"When I dare to be powerful--to use my strength in the service of my vision, then it becomes less and less important whether I am afraid." Bio on back of card: Audre Lorde was, in her own words "a Black, lesbian, mother, warrior poet." She was also an activist, a teacher, a 24 year cancer survivor and the author of 18 books of poetry & prose.
The following information is NOT printed on this postcard: Audre Lorde (1934-1992) was a Caribbean-American writer, poet and activist. In her own words, Lorde was a "black, lesbian, mother, warrior, poet". In an African naming ceremony before her death, she took the name Gamba Adisa, which means "Warrior: She Who Makes Her Meaning Known". Lorde criticised feminists of the 1960s, from the National Organization for Women to Betty Friedan's The Feminine Mystique, for focusing on the particular experiences and values of white middle-class women. Her writings are based on the "theory of difference", the idea that the binary opposition between men and women is overly simplistic: although feminists have found it necessary to present the illusion of a solid, unified whole, the category of women itself is full of subdivisions.

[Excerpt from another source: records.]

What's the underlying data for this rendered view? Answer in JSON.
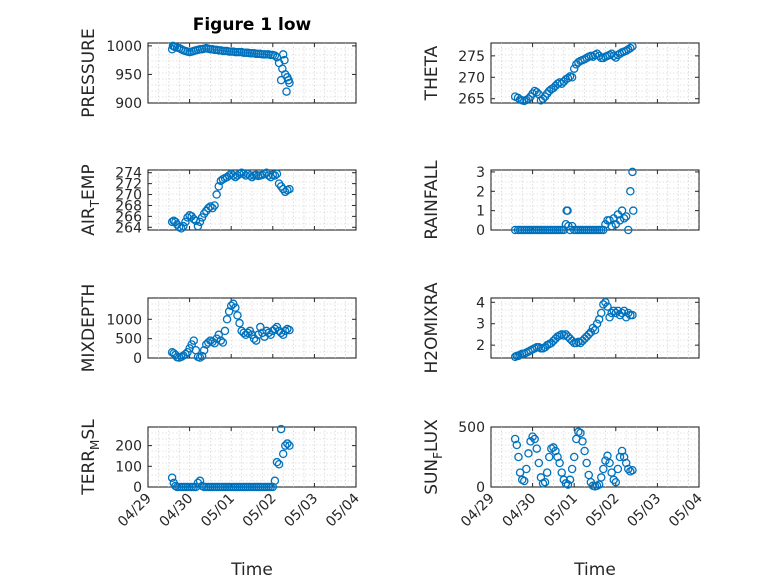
{
  "figure": {
    "title": "Figure 1 low",
    "xlabel": "Time",
    "marker_color": "#0072BD"
  },
  "chart_data": [
    {
      "type": "scatter",
      "ylabel": "PRESSURE",
      "yticks": [
        "900",
        "950",
        "1000"
      ],
      "ylim": [
        900,
        1005
      ],
      "grid": true,
      "x_day": [
        0.58,
        0.6,
        0.62,
        0.65,
        0.7,
        0.75,
        0.8,
        0.85,
        0.9,
        0.95,
        1.0,
        1.05,
        1.1,
        1.15,
        1.2,
        1.25,
        1.3,
        1.35,
        1.4,
        1.45,
        1.5,
        1.55,
        1.6,
        1.65,
        1.7,
        1.75,
        1.8,
        1.85,
        1.9,
        1.95,
        2.0,
        2.05,
        2.1,
        2.15,
        2.2,
        2.25,
        2.3,
        2.35,
        2.4,
        2.45,
        2.5,
        2.55,
        2.6,
        2.65,
        2.7,
        2.75,
        2.8,
        2.85,
        2.9,
        2.95,
        3.0,
        3.05,
        3.1,
        3.15,
        3.2,
        3.23,
        3.25,
        3.28,
        3.3,
        3.33,
        3.35,
        3.38,
        3.4
      ],
      "y": [
        994,
        1000,
        999,
        998,
        997,
        996,
        994,
        992,
        991,
        990,
        989,
        990,
        991,
        992,
        993,
        994,
        994,
        995,
        996,
        995,
        994,
        994,
        993,
        993,
        992,
        992,
        991,
        991,
        991,
        990,
        990,
        990,
        989,
        989,
        989,
        989,
        988,
        988,
        988,
        987,
        987,
        987,
        986,
        986,
        986,
        985,
        985,
        985,
        985,
        984,
        984,
        983,
        980,
        970,
        940,
        960,
        985,
        975,
        950,
        920,
        945,
        940,
        935
      ]
    },
    {
      "type": "scatter",
      "ylabel": "THETA",
      "yticks": [
        "265",
        "270",
        "275"
      ],
      "ylim": [
        264,
        278
      ],
      "grid": true,
      "x_day": [
        0.58,
        0.65,
        0.7,
        0.75,
        0.8,
        0.85,
        0.9,
        0.95,
        1.0,
        1.05,
        1.1,
        1.15,
        1.2,
        1.25,
        1.3,
        1.35,
        1.4,
        1.45,
        1.5,
        1.55,
        1.6,
        1.65,
        1.7,
        1.75,
        1.8,
        1.85,
        1.9,
        1.95,
        2.0,
        2.05,
        2.1,
        2.15,
        2.2,
        2.25,
        2.3,
        2.35,
        2.4,
        2.45,
        2.5,
        2.55,
        2.6,
        2.65,
        2.7,
        2.75,
        2.8,
        2.85,
        2.9,
        2.95,
        3.0,
        3.05,
        3.1,
        3.15,
        3.2,
        3.25,
        3.3,
        3.35,
        3.4
      ],
      "y": [
        265.5,
        265.2,
        264.8,
        264.6,
        264.5,
        264.7,
        265.0,
        265.5,
        266.2,
        266.8,
        266.5,
        266.0,
        264.6,
        265.0,
        265.5,
        266.2,
        266.8,
        267.2,
        267.5,
        268.0,
        268.5,
        268.8,
        268.5,
        269.0,
        269.5,
        269.8,
        270.2,
        270.0,
        272.0,
        273.0,
        273.5,
        273.8,
        274.0,
        274.2,
        274.5,
        274.8,
        275.0,
        274.8,
        275.2,
        275.5,
        275.0,
        274.5,
        274.5,
        274.8,
        275.0,
        275.2,
        275.5,
        275.0,
        274.6,
        275.2,
        275.5,
        275.8,
        276.0,
        276.2,
        276.5,
        276.8,
        277.2
      ]
    },
    {
      "type": "scatter",
      "ylabel_main": "AIR",
      "ylabel_sub": "T",
      "ylabel_tail": "EMP",
      "yticks": [
        "264",
        "266",
        "268",
        "270",
        "272",
        "274"
      ],
      "ylim": [
        263.5,
        274.5
      ],
      "grid": true,
      "x_day": [
        0.58,
        0.62,
        0.66,
        0.7,
        0.75,
        0.8,
        0.85,
        0.9,
        0.95,
        1.0,
        1.05,
        1.1,
        1.15,
        1.2,
        1.25,
        1.3,
        1.35,
        1.4,
        1.45,
        1.5,
        1.55,
        1.6,
        1.65,
        1.7,
        1.75,
        1.8,
        1.85,
        1.9,
        1.95,
        2.0,
        2.05,
        2.1,
        2.15,
        2.2,
        2.25,
        2.3,
        2.35,
        2.4,
        2.45,
        2.5,
        2.55,
        2.6,
        2.65,
        2.7,
        2.75,
        2.8,
        2.85,
        2.9,
        2.95,
        3.0,
        3.05,
        3.1,
        3.15,
        3.2,
        3.25,
        3.3,
        3.35,
        3.4
      ],
      "y": [
        265,
        265.2,
        265,
        264.5,
        264,
        263.8,
        264.2,
        265,
        265.8,
        266.2,
        266,
        265.5,
        265.2,
        264.2,
        265,
        265.8,
        266.5,
        267,
        267.5,
        267.8,
        267.5,
        268,
        270,
        271.5,
        272.5,
        272.8,
        273,
        273.2,
        273.5,
        273.8,
        273.5,
        273.2,
        273.5,
        273.8,
        274,
        273.8,
        273.5,
        273.8,
        273.5,
        273.2,
        273.5,
        273.6,
        273.4,
        273.5,
        273.6,
        273.8,
        274,
        273.5,
        273.2,
        273.6,
        273.5,
        273.8,
        272,
        271.5,
        271,
        270.5,
        270.8,
        271
      ]
    },
    {
      "type": "scatter",
      "ylabel": "RAINFALL",
      "yticks": [
        "0",
        "1",
        "2",
        "3"
      ],
      "ylim": [
        0,
        3.1
      ],
      "grid": true,
      "x_day": [
        0.58,
        0.65,
        0.7,
        0.75,
        0.8,
        0.85,
        0.9,
        0.95,
        1.0,
        1.05,
        1.1,
        1.15,
        1.2,
        1.25,
        1.3,
        1.35,
        1.4,
        1.45,
        1.5,
        1.55,
        1.6,
        1.65,
        1.7,
        1.75,
        1.8,
        1.82,
        1.84,
        1.86,
        1.9,
        1.95,
        2.0,
        2.05,
        2.1,
        2.15,
        2.2,
        2.25,
        2.3,
        2.35,
        2.4,
        2.45,
        2.5,
        2.55,
        2.6,
        2.65,
        2.7,
        2.75,
        2.8,
        2.85,
        2.9,
        2.95,
        3.0,
        3.05,
        3.1,
        3.15,
        3.2,
        3.25,
        3.3,
        3.35,
        3.4,
        3.42
      ],
      "y": [
        0,
        0,
        0,
        0,
        0,
        0,
        0,
        0,
        0,
        0,
        0,
        0,
        0,
        0,
        0,
        0,
        0,
        0,
        0,
        0,
        0,
        0,
        0,
        0,
        0.3,
        1.0,
        1.0,
        0.2,
        0,
        0.2,
        0,
        0,
        0,
        0,
        0,
        0,
        0,
        0,
        0,
        0,
        0,
        0,
        0,
        0,
        0,
        0.3,
        0.5,
        0.5,
        0.2,
        0.6,
        0.3,
        0.8,
        0.5,
        1.0,
        0.6,
        0.7,
        0,
        2.0,
        3.0,
        1.0
      ]
    },
    {
      "type": "scatter",
      "ylabel": "MIXDEPTH",
      "yticks": [
        "0",
        "500",
        "1000"
      ],
      "ylim": [
        0,
        1550
      ],
      "grid": true,
      "x_day": [
        0.58,
        0.62,
        0.66,
        0.7,
        0.75,
        0.8,
        0.85,
        0.9,
        0.95,
        1.0,
        1.05,
        1.1,
        1.15,
        1.2,
        1.25,
        1.3,
        1.35,
        1.4,
        1.45,
        1.5,
        1.55,
        1.6,
        1.65,
        1.7,
        1.75,
        1.8,
        1.85,
        1.9,
        1.95,
        2.0,
        2.05,
        2.1,
        2.15,
        2.2,
        2.25,
        2.3,
        2.35,
        2.4,
        2.45,
        2.5,
        2.55,
        2.6,
        2.65,
        2.7,
        2.75,
        2.8,
        2.85,
        2.9,
        2.95,
        3.0,
        3.05,
        3.1,
        3.15,
        3.2,
        3.25,
        3.3,
        3.35,
        3.4
      ],
      "y": [
        150,
        120,
        80,
        20,
        10,
        30,
        60,
        100,
        150,
        250,
        350,
        450,
        200,
        30,
        10,
        50,
        200,
        350,
        400,
        450,
        420,
        380,
        500,
        600,
        450,
        400,
        700,
        1000,
        1200,
        1350,
        1400,
        1300,
        1100,
        900,
        700,
        650,
        600,
        650,
        700,
        600,
        500,
        450,
        600,
        800,
        650,
        550,
        700,
        650,
        600,
        700,
        750,
        800,
        700,
        650,
        600,
        700,
        750,
        720
      ]
    },
    {
      "type": "scatter",
      "ylabel": "H2OMIXRA",
      "yticks": [
        "2",
        "3",
        "4"
      ],
      "ylim": [
        1.4,
        4.2
      ],
      "grid": true,
      "x_day": [
        0.58,
        0.62,
        0.66,
        0.7,
        0.75,
        0.8,
        0.85,
        0.9,
        0.95,
        1.0,
        1.05,
        1.1,
        1.15,
        1.2,
        1.25,
        1.3,
        1.35,
        1.4,
        1.45,
        1.5,
        1.55,
        1.6,
        1.65,
        1.7,
        1.75,
        1.8,
        1.85,
        1.9,
        1.95,
        2.0,
        2.05,
        2.1,
        2.15,
        2.2,
        2.25,
        2.3,
        2.35,
        2.4,
        2.45,
        2.5,
        2.55,
        2.6,
        2.65,
        2.7,
        2.75,
        2.8,
        2.85,
        2.9,
        2.95,
        3.0,
        3.05,
        3.1,
        3.15,
        3.2,
        3.25,
        3.3,
        3.35,
        3.4
      ],
      "y": [
        1.45,
        1.5,
        1.5,
        1.55,
        1.6,
        1.6,
        1.65,
        1.7,
        1.75,
        1.8,
        1.85,
        1.9,
        1.9,
        1.85,
        1.85,
        1.9,
        2.0,
        2.05,
        2.1,
        2.2,
        2.3,
        2.4,
        2.45,
        2.5,
        2.45,
        2.5,
        2.4,
        2.3,
        2.2,
        2.1,
        2.1,
        2.15,
        2.1,
        2.2,
        2.3,
        2.4,
        2.5,
        2.6,
        2.8,
        2.7,
        3.0,
        3.2,
        3.5,
        3.9,
        4.0,
        3.8,
        3.3,
        3.5,
        3.6,
        3.5,
        3.6,
        3.4,
        3.5,
        3.6,
        3.3,
        3.5,
        3.4,
        3.4
      ]
    },
    {
      "type": "scatter",
      "ylabel_main": "TERR",
      "ylabel_sub": "M",
      "ylabel_tail": "SL",
      "yticks": [
        "0",
        "100",
        "200"
      ],
      "ylim": [
        0,
        290
      ],
      "grid": true,
      "x_day": [
        0.58,
        0.62,
        0.66,
        0.7,
        0.75,
        0.8,
        0.85,
        0.9,
        0.95,
        1.0,
        1.05,
        1.1,
        1.15,
        1.2,
        1.25,
        1.3,
        1.35,
        1.4,
        1.45,
        1.5,
        1.55,
        1.6,
        1.65,
        1.7,
        1.75,
        1.8,
        1.85,
        1.9,
        1.95,
        2.0,
        2.05,
        2.1,
        2.15,
        2.2,
        2.25,
        2.3,
        2.35,
        2.4,
        2.45,
        2.5,
        2.55,
        2.6,
        2.65,
        2.7,
        2.75,
        2.8,
        2.85,
        2.9,
        2.95,
        3.0,
        3.05,
        3.1,
        3.15,
        3.2,
        3.25,
        3.3,
        3.35,
        3.4
      ],
      "y": [
        45,
        20,
        5,
        0,
        0,
        0,
        0,
        0,
        0,
        0,
        0,
        0,
        0,
        20,
        30,
        5,
        0,
        0,
        0,
        0,
        0,
        0,
        0,
        0,
        0,
        0,
        0,
        0,
        0,
        0,
        0,
        0,
        0,
        0,
        0,
        0,
        0,
        0,
        0,
        0,
        0,
        0,
        0,
        0,
        0,
        0,
        0,
        0,
        0,
        0,
        30,
        120,
        110,
        280,
        160,
        200,
        210,
        200
      ]
    },
    {
      "type": "scatter",
      "ylabel_main": "SUN",
      "ylabel_sub": "F",
      "ylabel_tail": "LUX",
      "yticks": [
        "0",
        "500"
      ],
      "ylim": [
        0,
        500
      ],
      "grid": true,
      "x_day": [
        0.58,
        0.62,
        0.66,
        0.7,
        0.75,
        0.8,
        0.85,
        0.9,
        0.95,
        1.0,
        1.05,
        1.1,
        1.15,
        1.2,
        1.25,
        1.3,
        1.35,
        1.4,
        1.45,
        1.5,
        1.55,
        1.6,
        1.65,
        1.7,
        1.75,
        1.8,
        1.85,
        1.9,
        1.95,
        2.0,
        2.05,
        2.1,
        2.15,
        2.2,
        2.25,
        2.3,
        2.35,
        2.4,
        2.45,
        2.5,
        2.55,
        2.6,
        2.65,
        2.7,
        2.75,
        2.8,
        2.85,
        2.9,
        2.95,
        3.0,
        3.05,
        3.1,
        3.15,
        3.2,
        3.25,
        3.3,
        3.35,
        3.4
      ],
      "y": [
        400,
        350,
        250,
        120,
        60,
        50,
        150,
        280,
        380,
        420,
        400,
        320,
        200,
        80,
        30,
        40,
        120,
        250,
        320,
        330,
        300,
        250,
        200,
        120,
        60,
        30,
        20,
        60,
        150,
        250,
        400,
        460,
        450,
        380,
        300,
        200,
        100,
        40,
        10,
        5,
        10,
        20,
        80,
        150,
        220,
        260,
        200,
        120,
        60,
        40,
        150,
        250,
        300,
        250,
        200,
        150,
        130,
        140
      ]
    }
  ],
  "x_axis": {
    "tick_labels": [
      "04/29",
      "04/30",
      "05/01",
      "05/02",
      "05/03",
      "05/04"
    ]
  }
}
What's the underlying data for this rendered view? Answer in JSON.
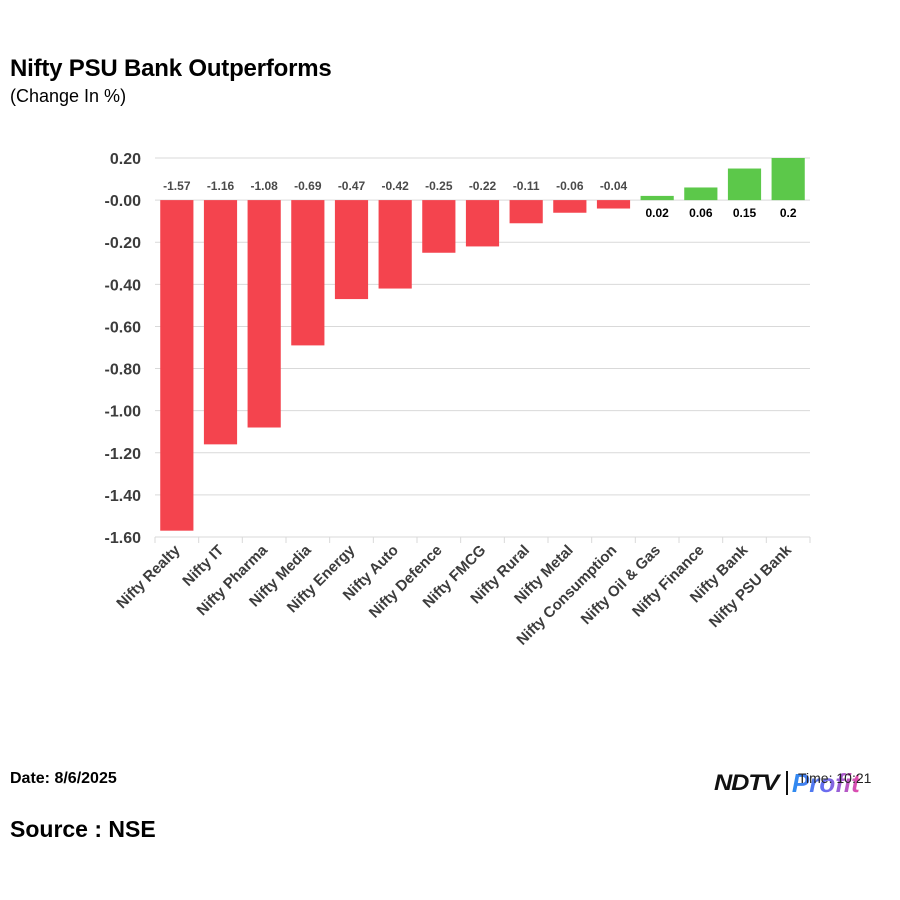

Lorde identified issues of class, race, age, gender and even health — this last was added as she battled cancer in her later years — as being fundamental to the female experience. She argued that, although the gender difference has received all the focus, these other differences are also essential and must be recognized and addressed. Lorde stunned white feminists with her claim that racism, sexism and homophobia were linked, all coming from the failure to recognize or inability to tolerate difference. To allow these differences to continue to function as dividers, she believed, would be to replicate the oppression of women: as long as society continues to function in binaries, with a mandatory greater and lesser, Normative and Other, women will never be free. Postcard printed on recycled paper.